- Written by Ivan Dulgerov
Researchers from CPSBB held a workshop demonstrating DNA extraction from fruits to students in Pazardzhik, 11-12 November 2024
The molecular biologists from CPSBB team, Dr. Nikola Staykov and Dr. Emil Vatov, took part in the First Scientific-Practical Conference “Green Education for a Sustainable Future”, which took place in Pazardzhik on November 11-12, 2024. The event was organized by the Education for Climate Coalition, the Union of Bulgarian Teachers and the Municipality of Pazardzhik.
CPSBB researchers were assisted by a volunteer student from the Professional High School of Food Technology in Plovdiv. The team demonstrated how DNA can be extracted from strawberries using household materials like liquid soap, salt, water and alcohol. The scientists made a step by step presentation, explaining the action of each of the ingredients for the successful DNA extraction.

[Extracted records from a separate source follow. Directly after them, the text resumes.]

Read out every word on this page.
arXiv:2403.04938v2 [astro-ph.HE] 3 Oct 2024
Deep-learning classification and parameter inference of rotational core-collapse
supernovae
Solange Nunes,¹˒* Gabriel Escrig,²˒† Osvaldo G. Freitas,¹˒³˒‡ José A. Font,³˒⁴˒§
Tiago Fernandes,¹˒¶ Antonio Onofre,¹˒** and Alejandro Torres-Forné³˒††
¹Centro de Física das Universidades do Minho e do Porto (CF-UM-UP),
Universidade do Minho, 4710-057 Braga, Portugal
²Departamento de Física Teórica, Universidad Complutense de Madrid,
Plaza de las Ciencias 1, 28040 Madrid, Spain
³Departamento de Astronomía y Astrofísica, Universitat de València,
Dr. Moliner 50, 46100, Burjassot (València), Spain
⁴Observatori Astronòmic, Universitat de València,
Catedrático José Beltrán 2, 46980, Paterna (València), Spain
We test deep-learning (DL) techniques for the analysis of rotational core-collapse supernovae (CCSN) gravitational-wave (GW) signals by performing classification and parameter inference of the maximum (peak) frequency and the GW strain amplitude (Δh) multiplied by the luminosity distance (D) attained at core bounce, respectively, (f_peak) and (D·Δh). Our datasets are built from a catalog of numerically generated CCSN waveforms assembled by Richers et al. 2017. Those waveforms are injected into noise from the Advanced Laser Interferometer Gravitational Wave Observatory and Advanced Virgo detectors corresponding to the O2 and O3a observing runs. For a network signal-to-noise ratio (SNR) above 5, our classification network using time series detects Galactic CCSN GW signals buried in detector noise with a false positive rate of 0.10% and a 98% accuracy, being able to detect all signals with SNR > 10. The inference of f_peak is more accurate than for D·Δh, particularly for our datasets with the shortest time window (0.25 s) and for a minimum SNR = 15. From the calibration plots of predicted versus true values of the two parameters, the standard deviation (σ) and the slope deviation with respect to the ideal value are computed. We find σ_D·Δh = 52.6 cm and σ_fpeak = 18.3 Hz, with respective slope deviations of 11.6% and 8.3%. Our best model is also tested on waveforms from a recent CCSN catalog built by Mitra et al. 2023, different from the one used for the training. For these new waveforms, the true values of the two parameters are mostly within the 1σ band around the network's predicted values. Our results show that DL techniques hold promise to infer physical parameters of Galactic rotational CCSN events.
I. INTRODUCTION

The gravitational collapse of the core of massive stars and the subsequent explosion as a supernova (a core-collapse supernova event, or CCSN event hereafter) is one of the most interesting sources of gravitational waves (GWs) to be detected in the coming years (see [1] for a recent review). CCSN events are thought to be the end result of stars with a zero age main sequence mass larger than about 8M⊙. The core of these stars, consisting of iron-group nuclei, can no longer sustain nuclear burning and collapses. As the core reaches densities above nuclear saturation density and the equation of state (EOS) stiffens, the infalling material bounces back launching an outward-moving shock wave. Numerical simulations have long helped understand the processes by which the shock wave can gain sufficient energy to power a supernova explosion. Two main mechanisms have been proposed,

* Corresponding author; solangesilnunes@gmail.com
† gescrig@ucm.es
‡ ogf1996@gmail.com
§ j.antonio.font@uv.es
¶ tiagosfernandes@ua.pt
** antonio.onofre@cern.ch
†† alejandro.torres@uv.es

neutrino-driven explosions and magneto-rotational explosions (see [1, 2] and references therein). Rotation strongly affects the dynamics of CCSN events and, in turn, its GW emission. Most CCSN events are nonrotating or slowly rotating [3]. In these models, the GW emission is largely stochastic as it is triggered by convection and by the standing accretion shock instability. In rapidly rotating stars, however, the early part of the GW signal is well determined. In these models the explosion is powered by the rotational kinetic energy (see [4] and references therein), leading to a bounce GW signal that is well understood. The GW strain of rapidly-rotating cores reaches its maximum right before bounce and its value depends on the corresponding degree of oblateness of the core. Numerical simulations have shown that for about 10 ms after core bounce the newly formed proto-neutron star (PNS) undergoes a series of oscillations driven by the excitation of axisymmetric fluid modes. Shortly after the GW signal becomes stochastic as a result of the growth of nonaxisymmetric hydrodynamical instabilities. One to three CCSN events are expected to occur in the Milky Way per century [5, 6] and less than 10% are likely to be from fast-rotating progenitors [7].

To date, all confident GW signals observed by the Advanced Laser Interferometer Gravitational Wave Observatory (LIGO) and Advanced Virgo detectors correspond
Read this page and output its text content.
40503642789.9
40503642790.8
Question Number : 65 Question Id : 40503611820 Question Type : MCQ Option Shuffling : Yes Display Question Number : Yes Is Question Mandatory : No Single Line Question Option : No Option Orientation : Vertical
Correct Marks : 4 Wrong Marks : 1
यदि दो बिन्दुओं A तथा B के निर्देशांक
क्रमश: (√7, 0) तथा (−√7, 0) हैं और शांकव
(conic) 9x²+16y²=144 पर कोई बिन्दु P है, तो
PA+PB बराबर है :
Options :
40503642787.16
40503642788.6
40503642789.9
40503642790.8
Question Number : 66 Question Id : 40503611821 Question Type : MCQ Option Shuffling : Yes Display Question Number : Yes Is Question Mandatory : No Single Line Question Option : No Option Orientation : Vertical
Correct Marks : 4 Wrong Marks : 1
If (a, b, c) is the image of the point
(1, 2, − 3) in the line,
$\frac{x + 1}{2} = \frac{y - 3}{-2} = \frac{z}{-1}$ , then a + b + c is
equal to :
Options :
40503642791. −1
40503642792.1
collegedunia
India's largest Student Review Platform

Water is important in the initial step of the experiment because it acts as a medium that allows the interaction between the liquid soap, the salt and the plant material, diluting them and distributing them evenly in the solution.
The soap in combination with water forms micelles that dissolve lipids (fat molecules). The cell membranes of the plant fruit are destroyed and the DNA is released.
Salt contains sodium (Na⁺) and chloride (Cl⁻) ions. DNA molecules are normally negatively charged and sodium ions help to neutralize this negative charge. This is important for the process of DNA precipitation in solution. By adding salt, the sodium ions help neutralize the charges on the DNA, allowing the DNA to stick together and precipitate more easily when alcohol is added.
Ethanol (pure alcohol) drastically reduces the solubility of DNA, which is important for its visible precipitation and extraction. DNA is soluble in water but insoluble in alcohol. Because ethanol does not dissolve DNA, it causes the long DNA strands to stick together and form visible strands or precipitates. Ethanol also helps remove impurities from DNA. By causing the DNA to precipitate, it allows other substances (mainly salts and proteins) to remain dissolved in the liquid part of the solution.
Dr. Staykov and Dr. Vatov explained to students that climate changes affect biodiversity in numerous ways, including changes in plant distribution and genetic diversity. Understanding the genetic mechanisms of plants can help us assess how they may adapt to changing climates or how vulnerable they are to extinction.
Teaching students how to extract DNA from plants and fruits, even at home, inspired conversations about the importance of preserving the genetic diversity in plants and also led to discussions on genetic markers that can help track the resilience or adaptation of plants in response to climate stressors like heat, drought, or shifting seasons.